Frankly, if nominated, I suspect he’ll surprise you with how deftly he’ll navigate the waters of a General Election and, if elected, the Presidency. If you want to take a moral tone of superiority against him, I’d suggest you truly consider what all the others have done and have been in their lives to become President. We are all hypocrites with who we’ve supported for office before and I would venture to say that we will be again, whether if it’s for the Presidency or local school board. Politics is a strange and nasty business. In 2016, we all know how the sausage is made. (For now, I’ll excuse the Cruz people.

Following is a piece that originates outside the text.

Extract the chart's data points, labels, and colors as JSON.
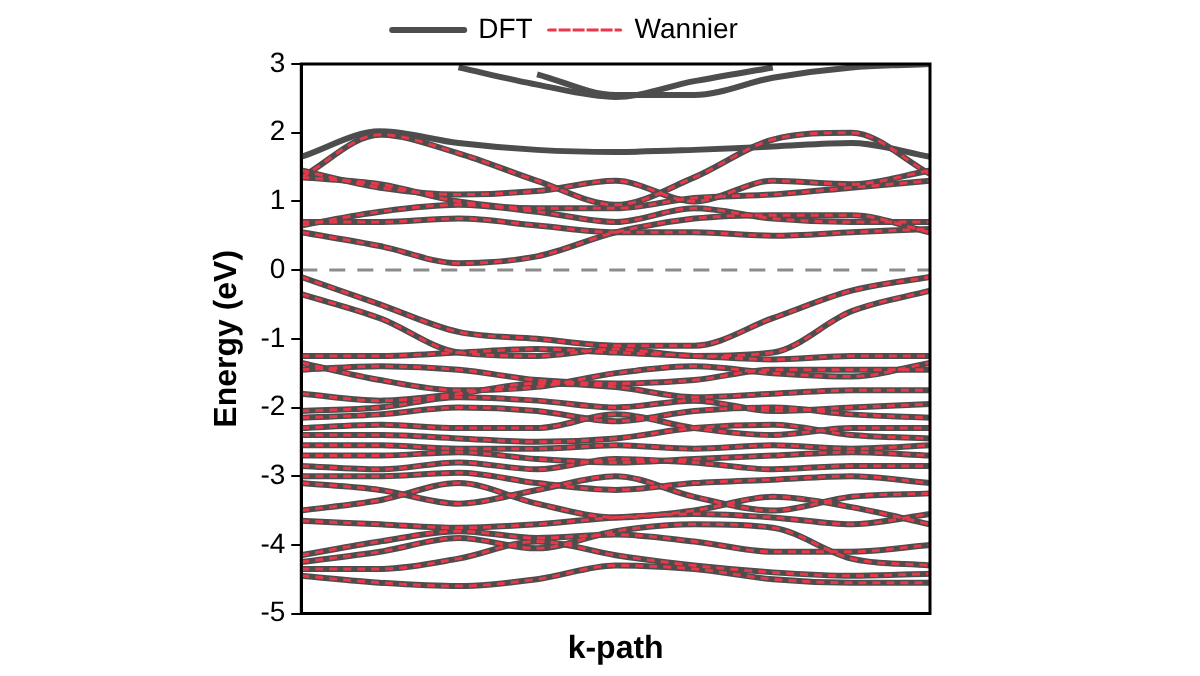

Your guy is right on just about all the issues, and like I said, still has a path to victory, but we’ll talk again after the nomination.)
Should we mourn that we will never see a Reagan again? Yes, because the world is more than slouching towards Gomorrah. The American public would rather Keep Up with the Kardashians than read the Constitution. Our conservative heroes today tend to be astroturfed internet, 24 hour news cycle, and YouTube stars; not the giants of an age where in order to get credence and attention, you really had to have substance. (Also it is nowhere near a fair comparison, but Reagan was hated by the elites of both parties at various points in time.)
The Buckleys, Scalias, and Reagans are sadly gone. They’ve been replaced with Meghan McCains, Rand Pauls, and Donald Trumps. But those men were giants, and their sheer stature dwarfed their contemporaries, their predecessors, and successors. If you want to assign blame for that, start with at least briefly consulting a mirror and then look at our society at large. Our society doesn’t produce those people any more.
If you want to debate or shoot holes in Trump, I’m not interested at this juncture. In terms of the nomination, you should have taken him seriously early on. His issues are public and transparent. His remaining competitors in the GOP have them too, they just are not as out in the open. There wasn’t a candidate in this cycle or in the last twenty years that a thinking person couldn’t shoot holes through. Elections by their very nature are compromise. The ideal person to hold elected office never runs for it.
If you want to continue to fight Trump by supporting Cruz or even Kasich, that is your right as an American and I respect you for it, if your principles are what guide you to that. If you are a member of the Establishment or a political hack that is scheming for ways to stop Trump in order to hold on to power or money, then you have my outright denunciation.
When the nomination is done and if Trump is left standing, you are either standing with your him or you will stand with Hillary. If Cruz somehow beats Trump, the same rule applies to him and you will see me admonish former Trump supporters and the Establishment in the same manner.
It is a miracle we are still limping along after eight years of Obama. Four to eight years of Hillary will leave us in worse shape. Remember, Hillary is an Alinskyite and is obsessed with leaving a society-changing liberal legacy. After eight years of Obama, she now has to outdo him. She has a higher (or lower, depending on your perspective) bar of liberal activism to shoot for than she did when she was running in 2008. She will be worse for the country than he was. Trump will do better than Hillary regardless of what he does. If Trump does not do right and governs like a Boehner or a McConnell if he’s elected President, many of those supporting him now will turn on him and we will primary him in 2020.
If Trump vs. Hillary is truly what happens, then it’s a no-brainer for me. Trump. Trump. Trump.
Respectfully, #NeverTrump, please consider an alternate point of view.